CM is a powerful, participatory mixed-method approach that organizes and represents ideas from a defined group. Utilizing the individual and collective knowledge of the group, CM generates an interpretable conceptual framework in the language of the participants. As a participatory mixed-methods approach, concept mapping integrates qualitative individual and group ideas on any topic of interest and uses multivariate analyses to represent these ideas visually through a series of related two-dimensional maps.

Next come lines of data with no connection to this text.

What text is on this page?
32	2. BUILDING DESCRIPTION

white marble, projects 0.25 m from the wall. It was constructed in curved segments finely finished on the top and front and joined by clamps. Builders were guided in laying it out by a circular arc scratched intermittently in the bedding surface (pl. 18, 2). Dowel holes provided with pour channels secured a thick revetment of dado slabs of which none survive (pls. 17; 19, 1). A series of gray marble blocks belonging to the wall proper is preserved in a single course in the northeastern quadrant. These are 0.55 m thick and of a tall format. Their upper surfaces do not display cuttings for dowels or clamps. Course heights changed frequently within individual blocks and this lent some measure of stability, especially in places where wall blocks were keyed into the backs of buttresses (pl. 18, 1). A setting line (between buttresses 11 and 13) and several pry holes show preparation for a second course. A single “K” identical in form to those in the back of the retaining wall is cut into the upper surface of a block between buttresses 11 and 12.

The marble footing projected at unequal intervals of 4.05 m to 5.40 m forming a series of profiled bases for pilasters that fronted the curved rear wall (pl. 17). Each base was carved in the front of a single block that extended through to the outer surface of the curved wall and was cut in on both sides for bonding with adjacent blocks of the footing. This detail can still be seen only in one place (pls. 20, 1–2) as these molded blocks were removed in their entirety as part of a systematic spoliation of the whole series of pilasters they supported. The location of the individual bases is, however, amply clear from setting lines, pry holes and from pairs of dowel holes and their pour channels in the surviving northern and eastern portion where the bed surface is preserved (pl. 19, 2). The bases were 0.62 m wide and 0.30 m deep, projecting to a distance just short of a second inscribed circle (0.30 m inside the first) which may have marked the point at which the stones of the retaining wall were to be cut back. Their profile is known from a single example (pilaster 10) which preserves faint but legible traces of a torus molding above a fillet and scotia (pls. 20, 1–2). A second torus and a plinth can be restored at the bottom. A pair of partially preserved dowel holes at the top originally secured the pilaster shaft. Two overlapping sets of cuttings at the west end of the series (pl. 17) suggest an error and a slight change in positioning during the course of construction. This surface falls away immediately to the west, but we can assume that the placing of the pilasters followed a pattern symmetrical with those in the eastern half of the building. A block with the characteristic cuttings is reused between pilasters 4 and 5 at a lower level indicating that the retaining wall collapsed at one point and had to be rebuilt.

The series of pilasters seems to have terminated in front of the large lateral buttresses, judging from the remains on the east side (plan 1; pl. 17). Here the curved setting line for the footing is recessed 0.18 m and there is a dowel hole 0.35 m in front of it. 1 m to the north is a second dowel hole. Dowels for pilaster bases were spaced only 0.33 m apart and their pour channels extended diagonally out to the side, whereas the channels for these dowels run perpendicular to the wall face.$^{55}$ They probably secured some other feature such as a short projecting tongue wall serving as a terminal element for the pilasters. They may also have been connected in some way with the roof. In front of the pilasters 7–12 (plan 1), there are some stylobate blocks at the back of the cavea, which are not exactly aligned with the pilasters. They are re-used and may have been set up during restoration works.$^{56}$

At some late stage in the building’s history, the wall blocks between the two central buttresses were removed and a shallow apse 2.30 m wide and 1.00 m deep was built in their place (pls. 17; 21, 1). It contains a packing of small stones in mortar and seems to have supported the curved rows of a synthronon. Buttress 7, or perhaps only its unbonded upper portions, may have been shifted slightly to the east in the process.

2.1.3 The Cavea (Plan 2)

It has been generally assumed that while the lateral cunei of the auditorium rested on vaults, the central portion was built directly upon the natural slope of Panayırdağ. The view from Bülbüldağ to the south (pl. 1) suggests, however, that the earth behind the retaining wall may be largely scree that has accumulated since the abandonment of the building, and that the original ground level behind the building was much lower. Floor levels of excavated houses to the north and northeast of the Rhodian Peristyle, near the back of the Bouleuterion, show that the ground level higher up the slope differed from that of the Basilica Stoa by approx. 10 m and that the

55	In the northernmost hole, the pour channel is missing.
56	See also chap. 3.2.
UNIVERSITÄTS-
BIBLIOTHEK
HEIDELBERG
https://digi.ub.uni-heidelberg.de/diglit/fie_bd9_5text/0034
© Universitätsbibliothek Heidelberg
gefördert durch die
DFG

The CM process to identify threshold concepts in TCI included the following steps:
1) In a brainstorming process, randomly selected TCI Trainers generated 284 responses to the prompt “To fully incorporate TCI into day to day practice, a key idea that may be difficult for staff members to grasp, but also transforms their practice when they understand it is….” RCCP staff distilled the 284 responses into 78 statements that represented all of the ideas offered.
2) To structure the statements, about 45 of the randomly selected TCI Trainers sorted these statements into piles based on perceived similarity, and rated how difficult and how transformative each statement would be on 7-point scales.
3) To represent the statements, multivariate analyses were conducted to create two-dimensional (x,y) maps that 1) show the individual statements in space with more similar statements located nearer each other, and 2) show how the statements are grouped into clusters that partition the space on the map.
4) TCI Instructors and RCCP staff, divided into six small groups, interpreted the maps by merging the 20 clusters into larger, substantively meaningful sets that represented threshold concepts.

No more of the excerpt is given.